Collaborative law and mediation are formalized processes of negotiation. Typically, there is some informal negotiation that occurs between spouses. Most litigation lawyers try to reach a settlement by negotiating. Four-way meetings between both lawyers and both spouses are one of the many ways to negotiate. Lawyers may also negotiate without clients present, through letters, e-mails, and telephone contacts. When lawyers take responsibility for the process of negotiation there is a risk that clients may become detached from their family law matter and the actual details of settlement. Negotiation can be very effective for clients who are depressed or otherwise unable to negotiate directly with the other disputant.


Fewer than 5% of family law actions that are commenced go to trial. Most are settled at some point during the litigation process. Litigation is the only alternative when couples are unable to agree. It may also be called for when there is current physical or sexual abuse or when a spouse is hiding assets or not fully disclosing financial information. Negotiation is always available during the litigation process. Intense anger and hurt focused on the other spouse is one of the reasons that people litigate. These powerful emotions often decrease with the passage of time. Mediation can be used effectively at this point.

The Supreme Court is supportive of couples who try to reach settlement without trial. In fact, all British Columbia couples involved in family litigation are now required to attend a judicial case conference4 during which judges explore the possibility of a voluntary settlement with the disputants and their lawyers. Frequently, couples are able to reach a full or partial settlement at this early stage.


The suitability of litigation, negotiation, mediation, or collaborative law for a particular couple in the process of separation or divorce changes over time.

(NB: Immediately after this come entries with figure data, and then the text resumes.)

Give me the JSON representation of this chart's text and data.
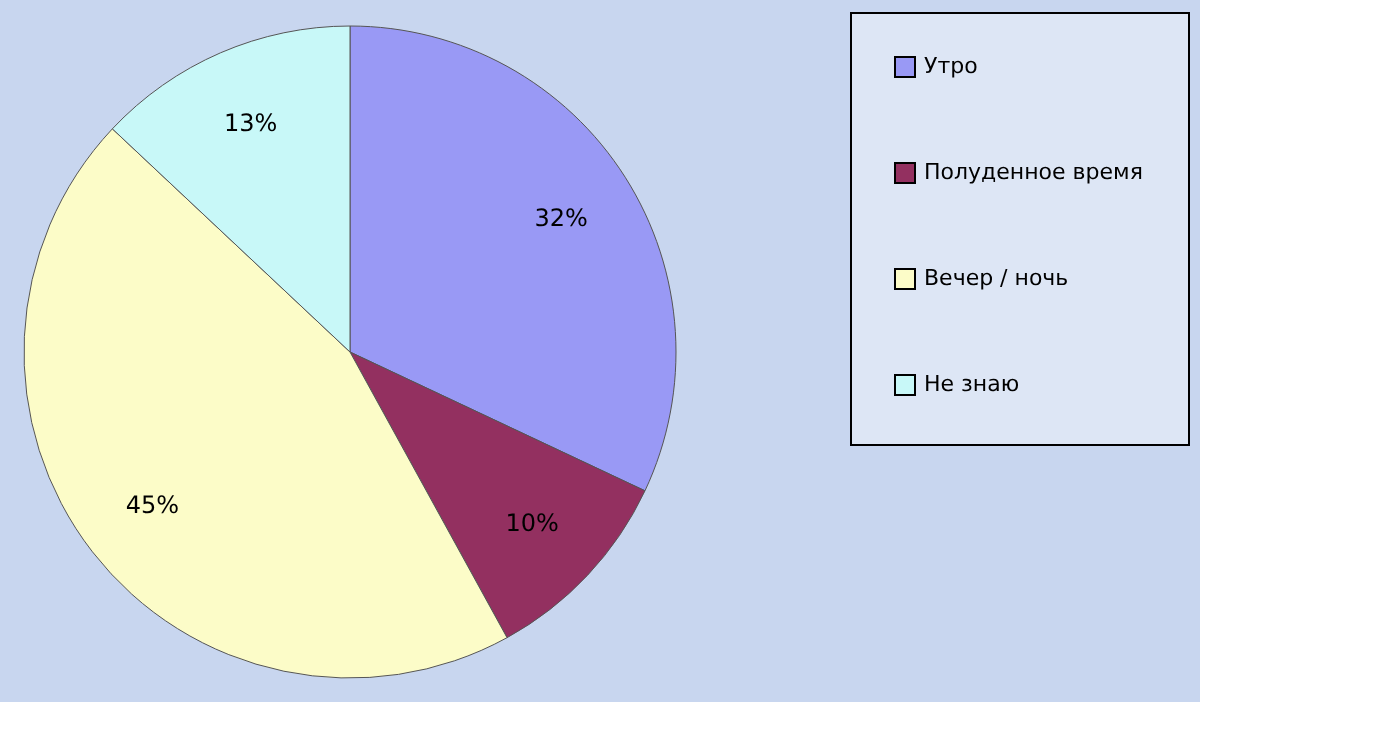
{
  "chart_data": {
    "type": "pie",
    "categories": [
      "Утро",
      "Полуденное время",
      "Вечер / ночь",
      "Не знаю"
    ],
    "values": [
      32,
      10,
      45,
      13
    ],
    "value_labels": [
      "32%",
      "10%",
      "45%",
      "13%"
    ],
    "colors": [
      "#9999f5",
      "#933060",
      "#fcfcc8",
      "#c8f8f8"
    ],
    "legend": "right"
  }
}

If one process is not moving toward settlement, another should be tried.


1.  International Academy of Collaborative Professionals.www.collaborativepractice.com (accessed 23 October 2006).
2.  Law Society of British Columbia. Professional Conduct Handbook, Appendix 2, Family Law Mediation.
3.  Family Mediation Canada Certification Program. www.fmc.ca/index.php?page=12, (accessed 24 October 2006).
4.  Court Rules Act, Supreme Court Rules, BC Reg 221/90, as amended, Rule 60E(1), Family Law Proceeding—Judicial Case Conferences. 

Deborah Lynn Zutter, LLB, LLM,, Lynn Beck, MD, FCFP,. Where family medicine and law connect. BCMJ, Vol. 49, No. 9, November, 2007, Page(s) 498 - Premise.